Although a coach may sometimes be intimidating when they are barking orders or pushing you past your physical limits, they are not evil figures and only want to see you grow to be the best athlete you can be. You can help them do that through complete and total honesty. Tell them anything they need to know regarding your physical condition and if any exercise is affecting you adversely. They’re there to help.
#2: A Coach Needs To Treat Every Player Equally
While some athletes may be more “star” material than others, a coach needs to recognize that a team is a team. Each and every player deserves a coach’s undivided attention and should be treated as equal cogs of a fine-tuned machine. A coach must ensure that every drill is fair and works out every player equally. While it may be tempting to try and uplift a truly physically talented player, that player won’t be able to do much without a well-trained team around them that they can rely on.

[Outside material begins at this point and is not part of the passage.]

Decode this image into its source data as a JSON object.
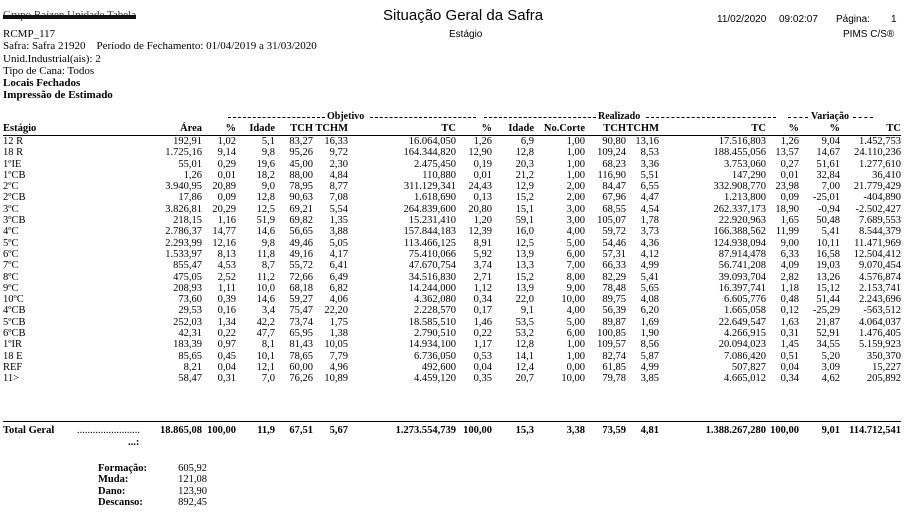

On the other hand, a coach can’t go lightly on a player that does not try as hard as the others. These players are just as important as the more driven athletes and need to be taught that their position on the team is just as important as all the others. A team must be an efficiently-functioning machine to perform well on the field, and this means that every part must be working to utmost efficiency. This means personally working with players who are struggling or not putting as much effort into the game as they should, and treating every player with the same amount of respect and care.
#3: A Coach Must Have an Eye for Perfection, But Not be a Perfectionist
Being a coach means having an eye for what can be improved about a team or player. However, a coach should keep in mind that they are at a sports summer camp. A coach should constantly strive to improve the athletes they’re training without pushing them beyond what is reasonable. You want your athletes to feel that they’re improving and know that they’re making progress, but you don’t want to make your athlete feel as if they’ll never be good enough, no matter how much effort they’re putting in.
This means knowing the right time for positive reinforcement and the right time to push athletes harder. A simple “good” after a satisfactory performance of a drill can do wonders for an athlete’s mental state. You can combine simple positive reinforcement with this with progressively harder drills, both to push the athletes out of feelings of complacency, and to reward them with acknowledgement of a good performance when they get it right.
#4: A Player Must Respect and Trust Their Coach
There are times an athlete may get annoyed with their coach. It would be difficult for anyone to keep patience when their muscles are screaming for a break after repeated drills and the summer sun is scorching hot, but the coach keeps barking orders to do more drills and work even harder.
While an athlete may be tempted to lash out at the coach, as they’re not the ones being forced to exercise, this is an unwise thing to do. While the coaches may sometimes have to push an athlete beyond what they feel they’re physically capable of, they’ve done this before and have an athlete’s best interests at heart. Coaches that work at sports summer camps have worked with many young athletes and are never actually trying to hurt or spite them. It’s just that that sometimes they may seem rough in order to push an athlete to be the best athlete they can be.
#5: It’s a Sports Summer Camp – A Coach Must be Communicative With Athletes and Parents
Coaches of professional teams can often trust their athletes to have experience and know-how of the basics of their sport and positions. A coach for a summer sports camp may have no such luxury, and their athletes may be as green as they come. Therefore, a coach must be completely open to any questions from athletes and parents and answer them to the best of their ability.
While a coach can and should have high expectations for their athletes, they must never expect them to automatically know even the basics of any sport. A coach is there to guide an athlete to greatness using the athlete’s own effort, and as such should be prepared to help even a pure rookie every step of the way.